Ecologies are most diverse near the equator. As you move North and South from the equator—that is, as your latitude increases—ecologies become simpler. As a consequence, the incidence of infectious and parasitic disease is greatest near the equator. This is referred to as a latitudinal gradient.
There’s also a latitudinal gradient in income. As you travel further from the equator, incomes are greater.
An obvious question is whether these three latitudinal gradients are related to one another. A subtler question is how our understanding of these gradients can help us improve our health.
A recent study in the Public Library of Science Biology found that there is a strong relationship between biodiversity, disease, and poverty. The most striking is that, if one accounts for actual regions, latitude ceases to be a factor in how income affects disease. It also ceases to be a factor in how disease affects income.
For example, looking at regions rather than latitudes, people in equatorial Africa have a dramatically higher rate of disease while people in Latin America have a modestly lower rate of disease after taking income and biodiversity into account.

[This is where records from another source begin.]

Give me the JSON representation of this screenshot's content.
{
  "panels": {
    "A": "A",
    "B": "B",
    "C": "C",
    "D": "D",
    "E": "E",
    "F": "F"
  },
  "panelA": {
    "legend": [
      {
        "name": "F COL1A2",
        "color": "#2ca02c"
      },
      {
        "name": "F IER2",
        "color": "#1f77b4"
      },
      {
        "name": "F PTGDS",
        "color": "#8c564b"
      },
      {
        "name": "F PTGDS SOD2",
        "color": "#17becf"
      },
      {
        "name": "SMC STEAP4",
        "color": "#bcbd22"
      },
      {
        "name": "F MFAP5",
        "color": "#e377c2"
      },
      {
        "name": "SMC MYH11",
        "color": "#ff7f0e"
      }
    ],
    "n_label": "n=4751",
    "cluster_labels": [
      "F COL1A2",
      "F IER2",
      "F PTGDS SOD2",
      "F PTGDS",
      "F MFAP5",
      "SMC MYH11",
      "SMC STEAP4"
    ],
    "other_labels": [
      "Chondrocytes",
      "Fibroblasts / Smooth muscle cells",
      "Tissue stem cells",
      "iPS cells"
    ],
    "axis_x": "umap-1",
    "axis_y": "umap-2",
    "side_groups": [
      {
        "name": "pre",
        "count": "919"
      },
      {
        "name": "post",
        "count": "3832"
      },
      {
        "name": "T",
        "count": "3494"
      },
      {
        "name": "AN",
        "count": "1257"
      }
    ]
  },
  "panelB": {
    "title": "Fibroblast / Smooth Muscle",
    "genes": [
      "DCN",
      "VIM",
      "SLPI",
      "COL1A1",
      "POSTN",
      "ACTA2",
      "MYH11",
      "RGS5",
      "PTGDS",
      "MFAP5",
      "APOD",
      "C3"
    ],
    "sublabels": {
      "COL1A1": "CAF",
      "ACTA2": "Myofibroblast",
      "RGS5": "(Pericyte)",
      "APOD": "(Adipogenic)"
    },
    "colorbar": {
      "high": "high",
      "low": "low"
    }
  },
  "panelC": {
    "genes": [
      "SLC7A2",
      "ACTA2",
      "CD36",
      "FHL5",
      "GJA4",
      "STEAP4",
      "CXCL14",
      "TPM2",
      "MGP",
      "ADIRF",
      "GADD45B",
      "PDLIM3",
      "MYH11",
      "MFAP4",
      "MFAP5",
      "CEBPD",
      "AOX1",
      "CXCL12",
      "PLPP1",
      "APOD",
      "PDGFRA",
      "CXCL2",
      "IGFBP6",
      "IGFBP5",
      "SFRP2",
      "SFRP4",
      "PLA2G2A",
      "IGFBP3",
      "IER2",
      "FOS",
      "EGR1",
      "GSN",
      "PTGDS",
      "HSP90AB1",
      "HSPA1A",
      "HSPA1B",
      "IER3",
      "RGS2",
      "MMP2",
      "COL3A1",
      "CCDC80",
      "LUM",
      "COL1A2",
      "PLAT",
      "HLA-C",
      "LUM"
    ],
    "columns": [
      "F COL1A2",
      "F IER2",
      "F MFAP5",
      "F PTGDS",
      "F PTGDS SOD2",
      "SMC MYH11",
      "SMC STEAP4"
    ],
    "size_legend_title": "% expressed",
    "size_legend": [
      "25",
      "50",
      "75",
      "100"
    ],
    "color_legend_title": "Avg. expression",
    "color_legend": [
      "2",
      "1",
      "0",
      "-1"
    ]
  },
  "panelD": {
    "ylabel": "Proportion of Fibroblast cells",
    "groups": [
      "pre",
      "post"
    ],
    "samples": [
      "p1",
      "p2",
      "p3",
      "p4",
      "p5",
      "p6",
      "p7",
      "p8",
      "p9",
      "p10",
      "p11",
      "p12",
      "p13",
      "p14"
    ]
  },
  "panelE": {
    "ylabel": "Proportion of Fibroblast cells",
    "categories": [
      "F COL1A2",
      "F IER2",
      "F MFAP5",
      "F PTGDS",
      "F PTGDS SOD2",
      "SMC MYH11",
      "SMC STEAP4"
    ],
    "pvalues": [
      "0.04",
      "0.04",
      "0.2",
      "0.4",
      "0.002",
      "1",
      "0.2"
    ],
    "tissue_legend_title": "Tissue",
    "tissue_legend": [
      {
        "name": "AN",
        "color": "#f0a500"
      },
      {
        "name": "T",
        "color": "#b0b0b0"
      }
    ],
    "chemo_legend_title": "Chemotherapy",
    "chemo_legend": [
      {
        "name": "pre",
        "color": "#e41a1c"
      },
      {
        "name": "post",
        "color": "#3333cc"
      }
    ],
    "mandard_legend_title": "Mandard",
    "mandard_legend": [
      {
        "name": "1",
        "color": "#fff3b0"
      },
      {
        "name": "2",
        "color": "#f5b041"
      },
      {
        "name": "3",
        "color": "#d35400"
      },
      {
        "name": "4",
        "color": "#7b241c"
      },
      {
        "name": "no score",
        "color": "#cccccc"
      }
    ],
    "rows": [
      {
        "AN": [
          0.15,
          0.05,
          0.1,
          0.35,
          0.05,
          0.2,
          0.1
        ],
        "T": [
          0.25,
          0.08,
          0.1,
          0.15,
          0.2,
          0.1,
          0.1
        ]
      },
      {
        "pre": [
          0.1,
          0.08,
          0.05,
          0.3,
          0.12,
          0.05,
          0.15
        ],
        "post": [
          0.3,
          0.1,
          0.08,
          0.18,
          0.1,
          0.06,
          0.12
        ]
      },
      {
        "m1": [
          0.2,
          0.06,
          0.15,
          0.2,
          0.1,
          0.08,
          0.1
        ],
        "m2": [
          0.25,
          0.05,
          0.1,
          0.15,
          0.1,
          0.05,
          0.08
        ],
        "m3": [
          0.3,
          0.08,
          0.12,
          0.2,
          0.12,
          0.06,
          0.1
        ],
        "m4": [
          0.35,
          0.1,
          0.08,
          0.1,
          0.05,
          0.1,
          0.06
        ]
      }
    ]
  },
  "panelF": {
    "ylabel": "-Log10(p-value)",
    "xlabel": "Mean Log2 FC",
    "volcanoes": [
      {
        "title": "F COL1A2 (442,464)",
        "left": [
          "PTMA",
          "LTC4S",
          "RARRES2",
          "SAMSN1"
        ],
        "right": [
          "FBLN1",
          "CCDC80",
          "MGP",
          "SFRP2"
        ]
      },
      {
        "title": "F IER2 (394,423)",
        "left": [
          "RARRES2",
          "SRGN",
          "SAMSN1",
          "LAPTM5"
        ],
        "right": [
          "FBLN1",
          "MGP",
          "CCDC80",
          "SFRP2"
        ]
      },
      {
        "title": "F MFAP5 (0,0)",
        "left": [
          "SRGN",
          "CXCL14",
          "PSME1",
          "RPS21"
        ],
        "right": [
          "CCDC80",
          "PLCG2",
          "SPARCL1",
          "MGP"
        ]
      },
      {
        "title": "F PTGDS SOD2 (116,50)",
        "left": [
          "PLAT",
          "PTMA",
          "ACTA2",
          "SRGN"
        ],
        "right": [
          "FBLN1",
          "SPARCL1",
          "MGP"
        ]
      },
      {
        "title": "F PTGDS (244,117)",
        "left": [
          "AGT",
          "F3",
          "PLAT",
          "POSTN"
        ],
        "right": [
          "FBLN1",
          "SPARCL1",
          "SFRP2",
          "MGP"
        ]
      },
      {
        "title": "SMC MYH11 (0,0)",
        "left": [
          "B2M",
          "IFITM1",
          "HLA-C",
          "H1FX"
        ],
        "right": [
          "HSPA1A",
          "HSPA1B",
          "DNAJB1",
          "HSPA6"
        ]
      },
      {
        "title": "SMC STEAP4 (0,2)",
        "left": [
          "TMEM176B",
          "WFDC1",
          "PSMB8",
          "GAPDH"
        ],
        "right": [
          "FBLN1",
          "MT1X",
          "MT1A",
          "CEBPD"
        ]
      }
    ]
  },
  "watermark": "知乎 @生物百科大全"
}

Even more interesting, the degree of biodiversity has a small but significant positive effect in lowering disease rates—that is, areas with greater biodiversity and similar incomes have slightly better health. Not surprisingly, increased income decreases disease rates modestly, while decreased rates of disease increases incomes significantly. That is, eliminating poverty makes people healthier and protecting people’s health improves their income.
As I’m sure you know, former colonies are located close to the equator. As I’m sure you also know, the latitudinal gradients in disease and income have been used as evidence of inferiority—less explicitly now than in the late Nineteenth and early Twentieth Centuries, but still very much in the air. We didn’t need this study to tell us that such ideas are nonsense—as well as chauvinistic and frequently racist.
As so often happens, the latitudinal gradients are dramatic distractions. They look like something is going on, but it’s not.
Instead what we’re left with is the understanding that biodiversity has a positive effect on health and so does the elimination of poverty—wherever you live.